Property tax incentives for data centers are a modern iteration of similar deals struck for city and state-sponsored financing of stadiums and sports/entertainment arena projects. The data center industry is growing. According to consulting firm Allied Market Research, the hyperscale data center market is expected to achieve a compounded annual growth rate of 20.7 percent from 2016 to 2022, and attain revenues of $71.2 billion by 2022.

Investors interested in data storage properties will inevitably encounter the debates about tax incentives as they weigh opportunities in the sector. They might also have to weigh how much of the alternative asset class belongs in their portfolios, because while communities strive to claim the prestige of negotiating deals with the major data center users, including Google, Apple, Microsoft, Facebook and Yahoo, the luster quickly wears off.

Once construction is complete, each data center is operated with minimal personnel, usually 45 employees to maintain the equipment and provide the highest levels of security. The low staffing and slim ongoing economic returns do little to offset the hundreds of millions of dollars awarded in tax incentives in some cases, observers say. Not even school grants and free Wi-Fi service on city properties can shift the balance, critics note.

“The subsidies are not enriching the construction firms. They are enriching Microsoft and Google—and their shareholders,” says Dave Swenson, an associate scientist in the department of economics at Iowa State University. “I think that the competition will continue, if not increase, for subsidies.”

In the data center industry, construction costs are measured per megawatt of power needed to support the power draw for IT equipment and cooling of the data center. A 100,000-sq.-ft. project might require about five megawatts of power, with costs ranging from $6.5 million to $9 million per megawatt, plus the shell cost for the large data center REITs, according to Alan Howard, an analyst at Wired Real Estate Group, a data center advisory and brokerage firm headquartered in Las Vegas.

The location of the project, and the need for power and cooling redundancy back-ups in case of a power outage, ultimately drive the pricing, Howard says.

“These are the basics, but data centers are complex long-term fixed asset investments with many variables that can drive costs,” he notes. “The risk profile is high and investors need to be aware of how those variables impact pricing and ROIC.”

Currently, the towns of West Jordan, Utah and the Village of Los Lunas, N.M., which are competing to attract a new Facebook data center, have landed in the middle of the debate. In both cases, millions of dollars in property tax incentives are on the table.
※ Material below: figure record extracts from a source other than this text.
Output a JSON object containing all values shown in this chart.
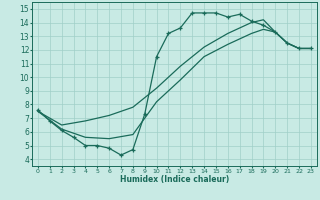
{
  "xlabel": "Humidex (Indice chaleur)",
  "xlim": [
    -0.5,
    23.5
  ],
  "ylim": [
    3.5,
    15.5
  ],
  "xticks": [
    0,
    1,
    2,
    3,
    4,
    5,
    6,
    7,
    8,
    9,
    10,
    11,
    12,
    13,
    14,
    15,
    16,
    17,
    18,
    19,
    20,
    21,
    22,
    23
  ],
  "yticks": [
    4,
    5,
    6,
    7,
    8,
    9,
    10,
    11,
    12,
    13,
    14,
    15
  ],
  "bg_color": "#c8eae4",
  "grid_color": "#a0cfc8",
  "line_color": "#1a6b5a",
  "line1_x": [
    0,
    1,
    2,
    3,
    4,
    5,
    6,
    7,
    8,
    9,
    10,
    11,
    12,
    13,
    14,
    15,
    16,
    17,
    18,
    19,
    20,
    21,
    22,
    23
  ],
  "line1_y": [
    7.6,
    6.8,
    6.1,
    5.6,
    5.0,
    5.0,
    4.8,
    4.3,
    4.7,
    7.3,
    11.5,
    13.2,
    13.6,
    14.7,
    14.7,
    14.7,
    14.4,
    14.6,
    14.1,
    13.8,
    13.3,
    12.5,
    12.1,
    12.1
  ],
  "line2_x": [
    0,
    2,
    4,
    6,
    8,
    10,
    12,
    14,
    16,
    18,
    19,
    20,
    21,
    22,
    23
  ],
  "line2_y": [
    7.5,
    6.5,
    6.8,
    7.2,
    7.8,
    9.2,
    10.8,
    12.2,
    13.2,
    14.0,
    14.2,
    13.3,
    12.5,
    12.1,
    12.1
  ],
  "line3_x": [
    0,
    2,
    4,
    6,
    8,
    10,
    12,
    14,
    16,
    18,
    19,
    20,
    21,
    22,
    23
  ],
  "line3_y": [
    7.5,
    6.2,
    5.6,
    5.5,
    5.8,
    8.2,
    9.8,
    11.5,
    12.4,
    13.2,
    13.5,
    13.3,
    12.5,
    12.1,
    12.1
  ]
}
The Associated Press reported that West Jordan offered a package with $240 million in incentives, which it rescinded after facing public resistance. Negotiations have since restarted, although the value of the current incentives are not clear.
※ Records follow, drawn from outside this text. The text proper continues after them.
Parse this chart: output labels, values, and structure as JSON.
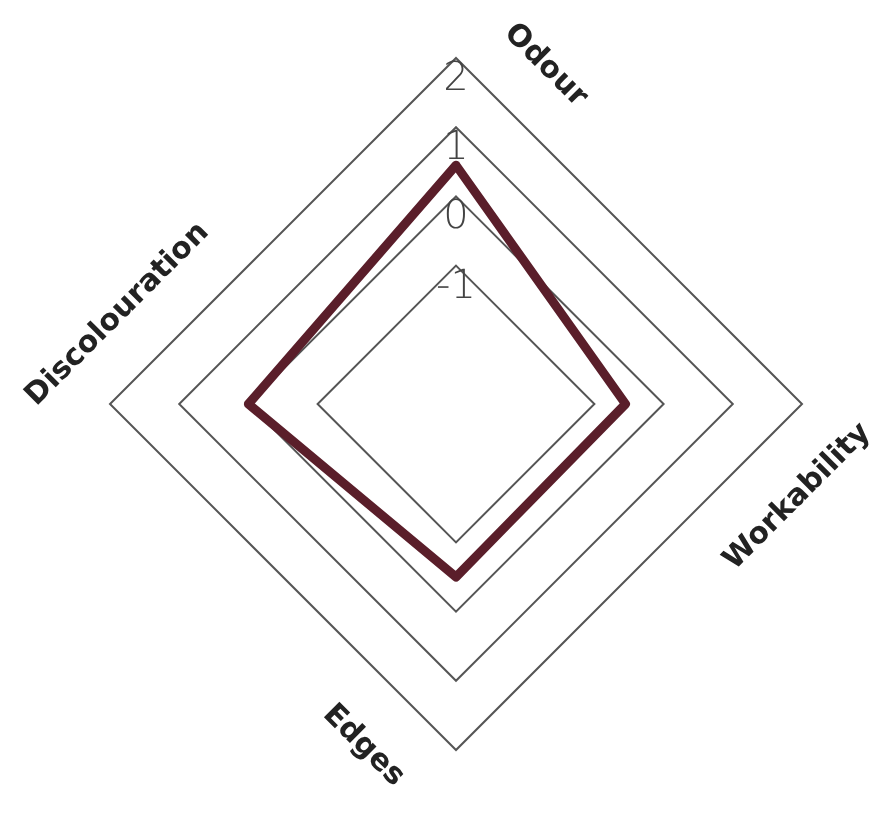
{
  "chart_data": {
    "type": "radar",
    "categories": [
      "Odour",
      "Workability",
      "Edges",
      "Discolouration"
    ],
    "series": [
      {
        "color": "#5a1e2a",
        "values": [
          0.45,
          -0.55,
          -0.5,
          0.0
        ]
      }
    ],
    "ylim": [
      -3,
      2
    ],
    "yticks": [
      -1,
      0,
      1,
      2
    ],
    "grid": true
  }
}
Separately, Los Lunas was considering exempting a proposed Facebook data center from property taxes for 30 years. After that, the community would collect yearly payments of $50,000, with annual increases that would be capped when payments reached $500,000, the Associated Press reported.

A lot of incentives are in the balance for the Facebook data center, especially for Los Lunas. Earlier in August, the community had approved several agreements with Facebook’s subsidiary Greater Kudu, LLC for water capacity guarantees worth $10 million, according to local press reports. Data centers also require water for cooling purposes.
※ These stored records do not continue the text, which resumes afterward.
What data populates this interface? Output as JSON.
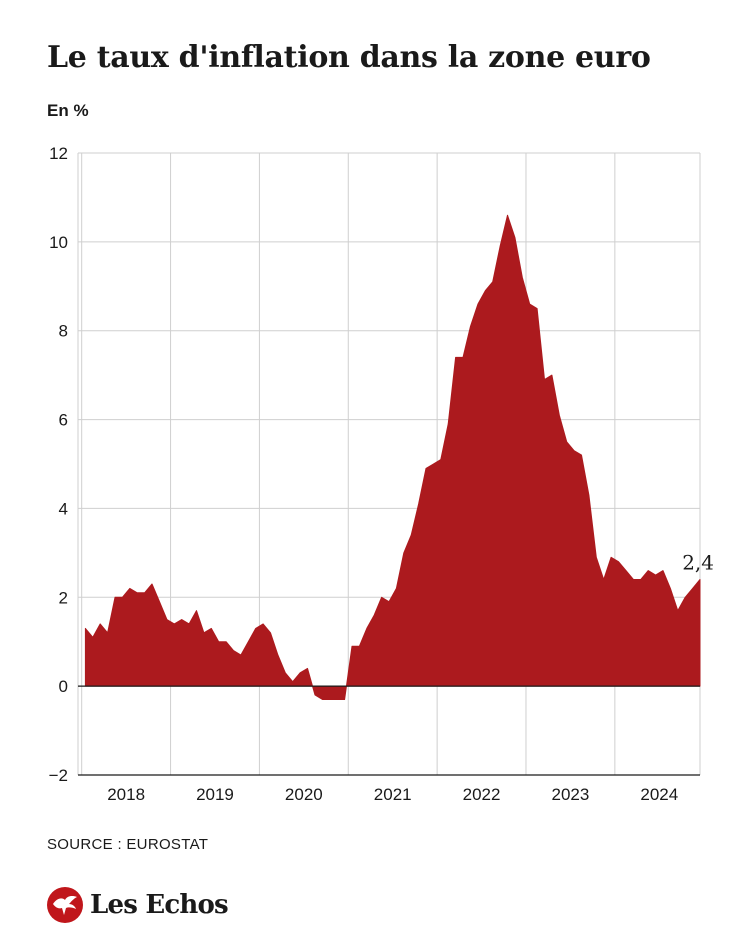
{
  "title": "Le taux d'inflation dans la zone euro",
  "unit_label": "En %",
  "source": "SOURCE : EUROSTAT",
  "logo": {
    "text": "Les Echos",
    "icon": "les-echos-eagle-icon"
  },
  "colors": {
    "fill": "#ac1a1e",
    "grid": "#cfcfcf",
    "axis": "#1a1a1a",
    "text": "#1a1a1a"
  },
  "chart_data": {
    "type": "area",
    "title": "Le taux d'inflation dans la zone euro",
    "ylabel": "En %",
    "xlabel": "",
    "ylim": [
      -2,
      12
    ],
    "yticks": [
      -2,
      0,
      2,
      4,
      6,
      8,
      10,
      12
    ],
    "ytick_labels": [
      "−2",
      "0",
      "2",
      "4",
      "6",
      "8",
      "10",
      "12"
    ],
    "xlim": [
      "2017-12",
      "2024-12"
    ],
    "year_ticks": [
      "2018",
      "2019",
      "2020",
      "2021",
      "2022",
      "2023",
      "2024"
    ],
    "grid": true,
    "x_start": "2018-01",
    "frequency": "monthly",
    "values": [
      1.3,
      1.1,
      1.4,
      1.2,
      2.0,
      2.0,
      2.2,
      2.1,
      2.1,
      2.3,
      1.9,
      1.5,
      1.4,
      1.5,
      1.4,
      1.7,
      1.2,
      1.3,
      1.0,
      1.0,
      0.8,
      0.7,
      1.0,
      1.3,
      1.4,
      1.2,
      0.7,
      0.3,
      0.1,
      0.3,
      0.4,
      -0.2,
      -0.3,
      -0.3,
      -0.3,
      -0.3,
      0.9,
      0.9,
      1.3,
      1.6,
      2.0,
      1.9,
      2.2,
      3.0,
      3.4,
      4.1,
      4.9,
      5.0,
      5.1,
      5.9,
      7.4,
      7.4,
      8.1,
      8.6,
      8.9,
      9.1,
      9.9,
      10.6,
      10.1,
      9.2,
      8.6,
      8.5,
      6.9,
      7.0,
      6.1,
      5.5,
      5.3,
      5.2,
      4.3,
      2.9,
      2.4,
      2.9,
      2.8,
      2.6,
      2.4,
      2.4,
      2.6,
      2.5,
      2.6,
      2.2,
      1.7,
      2.0,
      2.2,
      2.4
    ],
    "annotations": [
      {
        "x": "2024-12",
        "text": "2,4"
      }
    ]
  }
}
Large technology firms like Facebook, as well as power companies and financial services firms, tend to build their own data centers, Howard notes. Sometimes the companies lease space from public data center REITs, including CyrusOne and DuPOnt Fabrose Technologies.

The relative paucity of ongoing economic benefits to a community is also stoking criticism of the deals. But that’s not likely to stop public officials from providing the incentives to data center developers and users.

“We have a long history of inter-community competition for capital and jobs,” Swenson says. “It has positioned political leaders to behave in whatever way possible … to take credit for any kind of capital or development in their region."